Individual tree detection based on variable and fixed window size local maxima filtering applied to IKONOS imagery for even-aged Eucalyptus plantation forests

Abstract

Detection of individual trees remains a challenge for forest inventory efforts especially in homogeneous, even-aged plantation scenarios. Airborne imagery has mainly been used for detection of individual trees using local maxima filtering, as point spread function and signal-to-noise ratio are smaller than with satellite-borne imagery. This led to the development of a novel approach to local maxima filtering for tree detection in plantation forests in KwaZulu-Natal, South Africa, using satellite remote sensing imagery. Our approach is based on Gaussian smoothing for noise elimination and image classification, that is, natural break classification to determine the threshold for removing pixels of extremely bright and dark areas in the imagery. These pixels are assumed to belong to the background and hinder the search for tree peaks.

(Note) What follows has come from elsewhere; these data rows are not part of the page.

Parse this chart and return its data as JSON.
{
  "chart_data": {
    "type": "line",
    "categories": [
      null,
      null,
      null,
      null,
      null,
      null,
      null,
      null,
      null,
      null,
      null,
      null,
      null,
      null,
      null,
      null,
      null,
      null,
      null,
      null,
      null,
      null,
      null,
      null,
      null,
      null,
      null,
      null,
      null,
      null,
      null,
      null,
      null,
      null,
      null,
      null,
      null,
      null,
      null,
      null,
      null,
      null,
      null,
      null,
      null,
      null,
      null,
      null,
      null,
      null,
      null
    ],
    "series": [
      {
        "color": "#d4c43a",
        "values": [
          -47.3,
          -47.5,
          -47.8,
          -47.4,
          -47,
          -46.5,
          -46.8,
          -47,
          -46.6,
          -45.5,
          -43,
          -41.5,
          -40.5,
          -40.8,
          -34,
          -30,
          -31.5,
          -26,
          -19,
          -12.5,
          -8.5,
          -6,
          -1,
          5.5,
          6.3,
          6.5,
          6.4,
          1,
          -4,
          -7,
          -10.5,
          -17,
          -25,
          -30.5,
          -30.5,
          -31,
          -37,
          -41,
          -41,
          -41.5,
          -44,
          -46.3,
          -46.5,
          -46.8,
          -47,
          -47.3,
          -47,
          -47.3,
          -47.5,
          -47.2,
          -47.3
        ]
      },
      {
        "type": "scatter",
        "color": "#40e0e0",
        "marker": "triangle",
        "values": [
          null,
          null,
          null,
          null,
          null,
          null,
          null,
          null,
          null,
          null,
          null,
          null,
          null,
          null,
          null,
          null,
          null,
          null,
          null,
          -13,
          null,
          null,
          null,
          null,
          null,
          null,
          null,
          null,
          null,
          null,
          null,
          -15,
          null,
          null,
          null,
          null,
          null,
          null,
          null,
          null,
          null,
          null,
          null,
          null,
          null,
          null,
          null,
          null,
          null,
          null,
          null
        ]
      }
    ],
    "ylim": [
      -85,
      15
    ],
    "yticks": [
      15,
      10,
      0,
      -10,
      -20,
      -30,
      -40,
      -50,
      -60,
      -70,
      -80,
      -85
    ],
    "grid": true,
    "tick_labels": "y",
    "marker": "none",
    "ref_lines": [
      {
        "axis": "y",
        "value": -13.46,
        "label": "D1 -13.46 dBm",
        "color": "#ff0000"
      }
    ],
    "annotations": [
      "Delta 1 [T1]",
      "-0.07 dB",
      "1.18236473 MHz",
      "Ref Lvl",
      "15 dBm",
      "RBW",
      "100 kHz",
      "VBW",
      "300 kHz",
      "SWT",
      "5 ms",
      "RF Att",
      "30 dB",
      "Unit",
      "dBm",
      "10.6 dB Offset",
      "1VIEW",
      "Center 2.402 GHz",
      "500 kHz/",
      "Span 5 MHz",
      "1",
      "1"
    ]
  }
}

A semivariogram technique was applied to determine variable window sizes for local maxima filtering within a plantation stand. A fixed window size for local maxima filtering was also applied using pre-determined tree spacing. Evaluation of the various approaches was based on aggregated assessment methods. The overall accuracy using a variable window size was 85%, root mean square error (RMSE) = 189 trees, whereas a fixed window size resulted in an accuracy of 80%, RMSE = 258 trees. The approach worked remarkably well in mature forest stands as compared to young forest stands. These results are encouraging for temperate–warm climate plantation forest companies, who deal with even-aged, broadleaf plantations and forest inventory practices that require assessment 1 year before harvesting.